Mas, apesar dessa popularidade, há algumas décadas várias pesquisas questionam a validade (o quanto o instrumento mensura exatamente o que pretende medir) e a confiabilidade estatística (se medido em momentos diferentes gera o mesmo resultado). No meio acadêmico, a credibilidade do MBTI é tão baixa que pesquisadores simplesmente ignoram a existência do instrumento em prol de outros com mais suporte científico. Mas, nada disso impede as organizações de continuarem a utilizar o MBTI e vários outros instrumentos sem a devida cautela e considerando suas limitações.

O custo da falta de conhecimento vai além do dinheiro gasto com os instrumentos. Milhões de decisões de carreira e sobre indivíduos foram tomadas baseadas na aplicação dessas ferramentas que, com grande probabilidade, não tiveram impacto positivo no ‘bottom line’ das organizações. Bem possível que tenha ocorrido o contrário —instrumentos, em vez de serem utilizados para compreender o outro, são constantemente usados para rotular pessoas e questionar sua adequação à cultura da empresa— o que simploriamente é denominado ‘fit cultural’ por quem interpreta os resultados.

Essa displicência pode custar ainda mais agora que tecnologias sofisticadas como ‘machine learning’ e inteligência artificial começam a ser adotadas com a mesma finalidade, prometendo que os algoritmos darão maior precisão na identificação e no monitoramento dos indivíduos.

A maioria desses algoritmos interpretam dados existentes sobre pessoas e suas tarefas e sugerem atalhos para se obter resultados, no caso de empresas, mais receita e lucro. Sistemas entregam o que foi pedido, não existe julgamento. Em uma dinâmica entre pessoas, o caminho mais curto de se atingir resultados é matando a diversidade e mantendo pessoas parecidas entre elas.

As tecnologias alcançam o óbvio: pessoas diferentes trabalhando juntas, no curto prazo, demoram mais para realizar uma tarefa.
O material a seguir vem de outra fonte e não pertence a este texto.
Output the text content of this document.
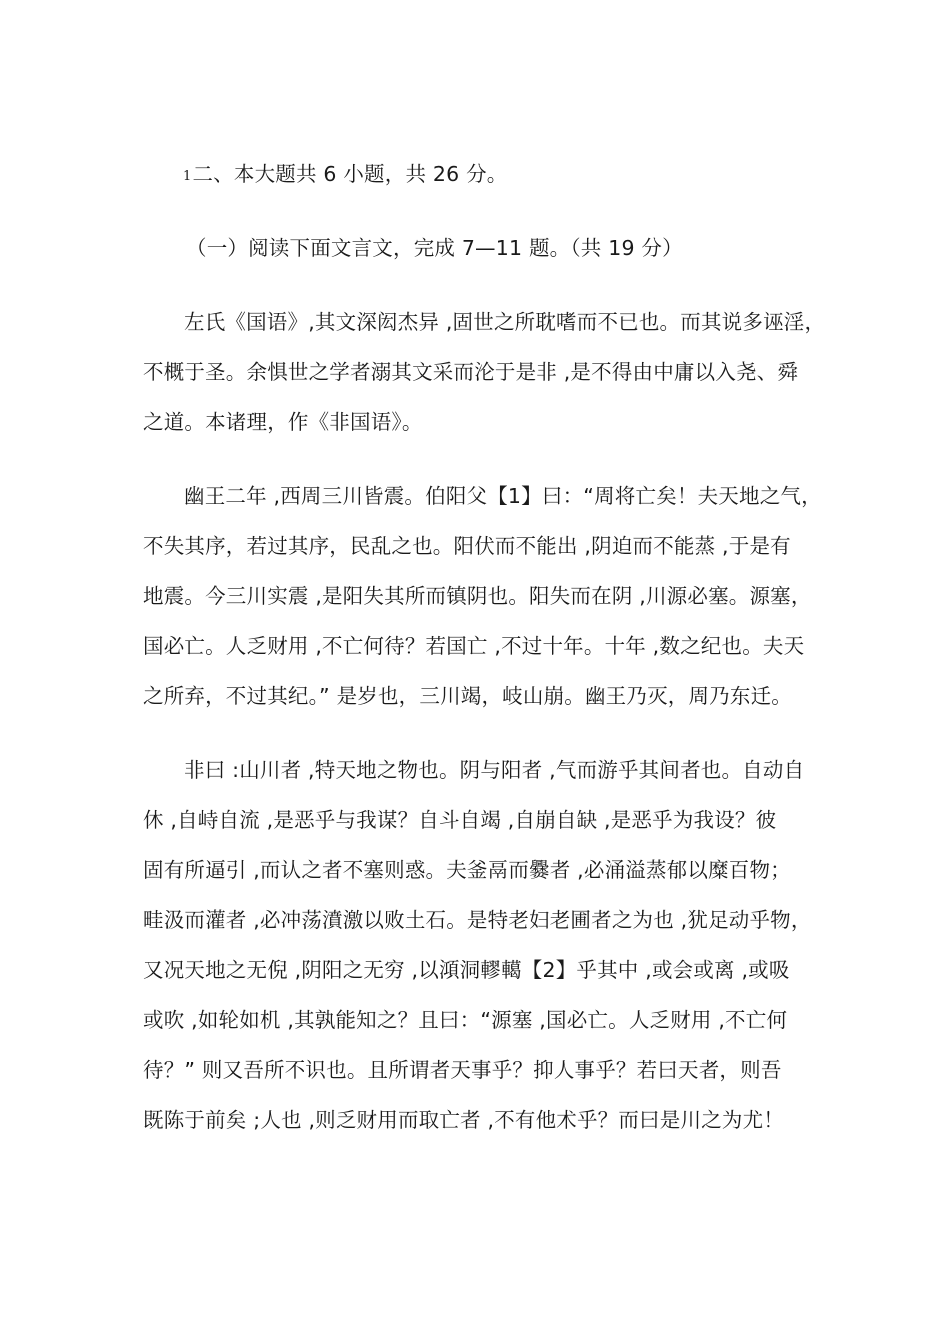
1二、本大题共 6 小题，共 26 分。
（一）阅读下面文言文，完成 7—11 题。（共 19 分）
左氏《国语》,其文深闳杰异 ,固世之所耽嗜而不已也。而其说多诬淫，
不概于圣。余惧世之学者溺其文采而沦于是非 ,是不得由中庸以入尧、舜
之道。本诸理，作《非国语》。
幽王二年 ,西周三川皆震。伯阳父【1】曰：“周将亡矣！夫天地之气，
不失其序，若过其序，民乱之也。阳伏而不能出 ,阴迫而不能蒸 ,于是有
地震。今三川实震 ,是阳失其所而镇阴也。阳失而在阴 ,川源必塞。源塞，
国必亡。人乏财用 ,不亡何待？若国亡 ,不过十年。十年 ,数之纪也。夫天
之所弃，不过其纪。” 是岁也，三川竭，岐山崩。幽王乃灭，周乃东迁。
非曰 :山川者 ,特天地之物也。阴与阳者 ,气而游乎其间者也。自动自
休 ,自峙自流 ,是恶乎与我谋？自斗自竭 ,自崩自缺 ,是恶乎为我设？彼
固有所逼引 ,而认之者不塞则惑。夫釜鬲而爨者 ,必涌溢蒸郁以糜百物；
畦汲而灌者 ,必冲荡濆激以败土石。是特老妇老圃者之为也 ,犹足动乎物，
又况天地之无倪 ,阴阳之无穷 ,以澒洞轇轕【2】乎其中 ,或会或离 ,或吸
或吹 ,如轮如机 ,其孰能知之？且曰：“源塞 ,国必亡。人乏财用 ,不亡何
待？” 则又吾所不识也。且所谓者天事乎？抑人事乎？若曰天者，则吾
既陈于前矣 ;人也 ,则乏财用而取亡者 ,不有他术乎？而曰是川之为尤！
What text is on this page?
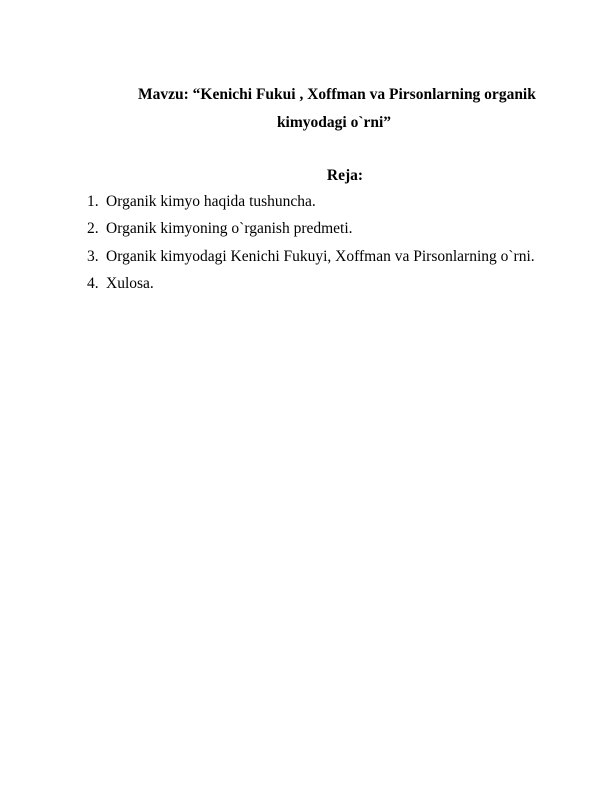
Mavzu: “Kenichi Fukui , Xoffman va Pirsonlarning organik
kimyodagi o`rni”
Reja:
1. Organik kimyo haqida tushuncha.
2. Organik kimyoning o`rganish predmeti.
3. Organik kimyodagi Kenichi Fukuyi, Xoffman va Pirsonlarning o`rni.
4. Xulosa.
Isso ocorre porque a diversidade demanda tempo para que os membros do grupo desenvolvam afinidades e tomem decisões melhores e mais rápidas.

Esses também não compreendem que grupos diversos podem, ao longo do tempo, ser mais eficientes para o futuro da empresa no que se refere à melhor compreensão de cenários de negócios, diversidade de ideias e inovação.

Se você não tem ideia do poder dos algoritmos, vá até o Google, clique no menu imagens e busque pela palavra líder. Conte quantas mulheres e pessoas de minorias raciais aparecem nas imagens. Poucas, não? Ele apenas reflete (e influência) a percepção da realidade que existe na mente de quem desenvolveu as imagens. Muitos dos novos instrumentos também geram uma compreensão limitada à realidade que existe, e não a que se quer construir.

“Cada indivíduo é uma exceção à regra” disse Carl Jung em seu livro “Tipos Psicológicos”, o que deve ter sido ignorado pela mãe e filha idealizadoras do MBTI. Sempre ouvi que pessoas são contratadas pelas capacidades técnicas e demitidas pelas sociais e emocionais. Mas, o outro lado dessa história, que poucos comentam, é que pessoas são demitidas pela incapacidade de as organizações lidarem com o diferente. A má escolha e o uso inadequado de instrumentos de avaliação, tradicionais ou mais sofisticados, apenas refletem a ignorância e o modelo mental daqueles que a estão usando.

*Por Claudio Garcia, Vice-presidente executivo de estratégia e desenvolvimento corporativo da consultoria LHH, baseado em Nova York.